Neither does reference to the Shareholder Agreement confer standing under BCL 1104. That agreement merely designates Aubrey Balkind and Nickel as the Corporation’s two directors irrespective of voting stock ownership, which is not the same as equal voting power to elect directors in the context of BCL § 1104’s standing requirement. Under these circumstances, Balkind is unable to invoke BCL § 1104 as a deadlock breaking device.
Justice Scarpulla also sounded a note of frustration, writing, “I have been urging the parties to settle this dispute for quite some time, and am aware that my decision essentially puts the parties back at the starting gate.” Nonetheless, she continued, “the law is clear and [respondent] has established that [petitioner] lacks standing as a matter of law.”
Don’t Overlook BCL § 1104 (c)
I can’t say why the parties in Balkind structured their ownership and control rights the way they did, where the one shareholder’s superior ownership percentage conveyed absolutely no superior voting or control rights.
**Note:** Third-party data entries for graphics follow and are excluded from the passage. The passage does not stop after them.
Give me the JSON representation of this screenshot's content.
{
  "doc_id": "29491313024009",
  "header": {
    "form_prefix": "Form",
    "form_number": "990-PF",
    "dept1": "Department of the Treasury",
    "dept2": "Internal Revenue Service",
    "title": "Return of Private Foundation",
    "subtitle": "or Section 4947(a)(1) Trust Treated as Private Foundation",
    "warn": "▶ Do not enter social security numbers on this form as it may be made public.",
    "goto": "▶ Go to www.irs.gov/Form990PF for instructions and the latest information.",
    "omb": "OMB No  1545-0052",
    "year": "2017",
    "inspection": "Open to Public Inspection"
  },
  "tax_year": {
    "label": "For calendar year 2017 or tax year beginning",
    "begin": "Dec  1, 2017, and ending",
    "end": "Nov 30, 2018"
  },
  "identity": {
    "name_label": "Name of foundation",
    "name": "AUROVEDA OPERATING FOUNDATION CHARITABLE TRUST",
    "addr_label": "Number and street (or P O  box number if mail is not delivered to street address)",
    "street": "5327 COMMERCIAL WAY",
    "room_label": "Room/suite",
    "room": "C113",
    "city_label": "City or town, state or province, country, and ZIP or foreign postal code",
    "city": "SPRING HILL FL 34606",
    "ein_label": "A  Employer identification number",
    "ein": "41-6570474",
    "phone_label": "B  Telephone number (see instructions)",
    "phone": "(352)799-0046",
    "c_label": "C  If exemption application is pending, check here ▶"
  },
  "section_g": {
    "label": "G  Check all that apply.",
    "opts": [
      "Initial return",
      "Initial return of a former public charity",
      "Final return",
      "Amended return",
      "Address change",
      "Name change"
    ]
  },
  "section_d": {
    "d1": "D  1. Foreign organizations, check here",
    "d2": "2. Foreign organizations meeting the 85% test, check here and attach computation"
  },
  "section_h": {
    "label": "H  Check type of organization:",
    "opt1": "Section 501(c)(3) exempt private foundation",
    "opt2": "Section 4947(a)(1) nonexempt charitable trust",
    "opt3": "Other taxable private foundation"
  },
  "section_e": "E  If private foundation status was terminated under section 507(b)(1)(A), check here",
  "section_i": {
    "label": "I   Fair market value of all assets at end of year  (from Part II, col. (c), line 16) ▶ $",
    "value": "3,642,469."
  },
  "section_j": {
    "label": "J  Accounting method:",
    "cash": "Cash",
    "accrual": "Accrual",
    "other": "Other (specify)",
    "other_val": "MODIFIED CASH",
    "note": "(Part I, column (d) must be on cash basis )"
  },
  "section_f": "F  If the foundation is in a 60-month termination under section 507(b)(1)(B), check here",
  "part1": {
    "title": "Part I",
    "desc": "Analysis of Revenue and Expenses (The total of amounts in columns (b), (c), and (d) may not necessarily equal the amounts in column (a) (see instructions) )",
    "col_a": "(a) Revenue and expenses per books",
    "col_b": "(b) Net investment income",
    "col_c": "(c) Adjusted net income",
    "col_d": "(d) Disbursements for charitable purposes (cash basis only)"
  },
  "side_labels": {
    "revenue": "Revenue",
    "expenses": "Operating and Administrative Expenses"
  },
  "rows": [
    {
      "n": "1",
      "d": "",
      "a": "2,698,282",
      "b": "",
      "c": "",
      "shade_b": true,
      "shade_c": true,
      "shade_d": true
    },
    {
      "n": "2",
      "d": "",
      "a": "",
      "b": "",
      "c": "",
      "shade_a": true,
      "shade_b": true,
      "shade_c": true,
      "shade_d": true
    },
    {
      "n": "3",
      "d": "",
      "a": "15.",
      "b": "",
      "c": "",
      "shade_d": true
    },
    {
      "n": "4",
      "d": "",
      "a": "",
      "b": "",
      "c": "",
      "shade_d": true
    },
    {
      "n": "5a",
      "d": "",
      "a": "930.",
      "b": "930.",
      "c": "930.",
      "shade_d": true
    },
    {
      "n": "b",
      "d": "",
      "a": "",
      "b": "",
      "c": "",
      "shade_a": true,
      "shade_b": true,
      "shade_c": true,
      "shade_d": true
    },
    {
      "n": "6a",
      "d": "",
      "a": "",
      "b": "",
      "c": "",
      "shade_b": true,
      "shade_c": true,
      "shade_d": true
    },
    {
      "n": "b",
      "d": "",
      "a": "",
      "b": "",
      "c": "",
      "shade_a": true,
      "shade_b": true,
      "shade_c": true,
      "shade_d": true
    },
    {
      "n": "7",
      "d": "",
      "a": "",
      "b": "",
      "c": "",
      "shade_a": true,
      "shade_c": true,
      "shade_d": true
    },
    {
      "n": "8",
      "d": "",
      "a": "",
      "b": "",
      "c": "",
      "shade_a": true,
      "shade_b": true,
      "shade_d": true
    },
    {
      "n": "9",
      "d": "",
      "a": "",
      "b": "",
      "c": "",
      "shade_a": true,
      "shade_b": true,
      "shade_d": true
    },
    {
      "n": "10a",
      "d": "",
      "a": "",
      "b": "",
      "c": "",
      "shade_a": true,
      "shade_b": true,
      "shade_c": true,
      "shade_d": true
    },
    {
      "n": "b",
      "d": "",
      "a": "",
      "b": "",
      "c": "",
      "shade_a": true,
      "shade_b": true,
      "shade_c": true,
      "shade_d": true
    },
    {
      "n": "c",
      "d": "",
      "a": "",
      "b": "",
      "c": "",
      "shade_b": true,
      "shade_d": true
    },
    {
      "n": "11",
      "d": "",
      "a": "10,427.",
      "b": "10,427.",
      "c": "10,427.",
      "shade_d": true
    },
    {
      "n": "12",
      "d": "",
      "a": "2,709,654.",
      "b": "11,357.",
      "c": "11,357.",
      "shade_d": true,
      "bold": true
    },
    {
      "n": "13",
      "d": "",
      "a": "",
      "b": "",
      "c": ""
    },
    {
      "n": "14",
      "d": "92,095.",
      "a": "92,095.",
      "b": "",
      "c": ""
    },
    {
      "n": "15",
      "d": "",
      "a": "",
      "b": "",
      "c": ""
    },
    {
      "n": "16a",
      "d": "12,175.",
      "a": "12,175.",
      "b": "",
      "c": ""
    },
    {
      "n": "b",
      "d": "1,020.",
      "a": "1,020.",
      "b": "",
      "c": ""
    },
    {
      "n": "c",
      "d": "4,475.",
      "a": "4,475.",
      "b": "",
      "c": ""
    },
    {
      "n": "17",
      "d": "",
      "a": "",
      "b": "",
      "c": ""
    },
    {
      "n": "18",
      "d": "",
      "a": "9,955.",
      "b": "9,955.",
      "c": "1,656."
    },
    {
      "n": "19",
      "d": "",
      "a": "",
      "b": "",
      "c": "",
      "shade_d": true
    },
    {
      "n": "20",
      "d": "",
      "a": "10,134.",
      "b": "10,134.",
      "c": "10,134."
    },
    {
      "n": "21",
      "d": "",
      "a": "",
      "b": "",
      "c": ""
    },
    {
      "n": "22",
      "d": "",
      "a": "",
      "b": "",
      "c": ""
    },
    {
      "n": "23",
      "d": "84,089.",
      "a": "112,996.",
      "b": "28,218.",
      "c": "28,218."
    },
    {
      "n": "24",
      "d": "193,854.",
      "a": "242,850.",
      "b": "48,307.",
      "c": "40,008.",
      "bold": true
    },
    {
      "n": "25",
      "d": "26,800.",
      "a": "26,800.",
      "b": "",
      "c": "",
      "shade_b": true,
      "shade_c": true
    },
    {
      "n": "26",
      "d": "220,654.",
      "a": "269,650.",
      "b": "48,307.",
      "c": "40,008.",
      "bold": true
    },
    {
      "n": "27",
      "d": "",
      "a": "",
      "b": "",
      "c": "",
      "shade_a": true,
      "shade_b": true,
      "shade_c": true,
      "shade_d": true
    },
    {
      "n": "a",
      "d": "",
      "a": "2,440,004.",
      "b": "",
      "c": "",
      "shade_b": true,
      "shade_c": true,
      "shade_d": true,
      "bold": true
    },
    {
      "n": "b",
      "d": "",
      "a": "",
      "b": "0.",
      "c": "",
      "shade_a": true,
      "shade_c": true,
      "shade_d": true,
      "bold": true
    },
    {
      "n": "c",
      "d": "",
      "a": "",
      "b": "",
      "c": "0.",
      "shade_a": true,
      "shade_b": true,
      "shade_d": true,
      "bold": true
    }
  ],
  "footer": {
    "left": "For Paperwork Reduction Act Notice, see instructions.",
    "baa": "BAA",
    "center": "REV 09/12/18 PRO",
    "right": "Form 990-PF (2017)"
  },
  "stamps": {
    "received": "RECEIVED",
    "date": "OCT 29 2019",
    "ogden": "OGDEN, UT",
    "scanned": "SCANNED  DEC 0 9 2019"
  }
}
But I can say, § 1104 does provide a remedy under certain conditions when owners of close corporations choose to alter the statutory default rules in regard to the proportion of votes required for action by the board, or the proportion of votes of shareholders required for election of directors. When that happens, § 1104 (c) attaches two conditions to being able to bring a deadlock dissolution petition: (1) the disproportionate voting protocol must be included in the certificate of incorporation (missing in Balkind), and (2) the petitioner must hold at least one-third of the shares entitled to vote in an election of the directors.
Two final observations are in order.
First, the shareholders in Balkind were not oblivious to the possibility of deadlock when they made their deal. Their shareholders’ agreement featured a separate article entitled “Deadlock” requiring that “any deadlocks on actions of the Board of Directors shall be resolved by arbitration in New York City in accordance with the rules of the American Arbitration Association.” For whatever reasons, it seems that both sides preferred to duke it out in court rather than arbitrate, as evidenced on respondent’s side by his brief in which he argued lack-of-standing secondary to his argument on the merits that no deadlock existed, and gave the duty to arbitrate an even lower ranking.
Second, uncoupling equity ownership from management rights is much more common in LLCs than close corporations. Balkind illustrates the relatively rare instance in which an LLC minority member who holds co-equal management rights would have an easier time bringing an action for judicial dissolution under the LLC Law, which confers standing on any member without more, than the identically situated minority shareholder of a corporation under the BCL.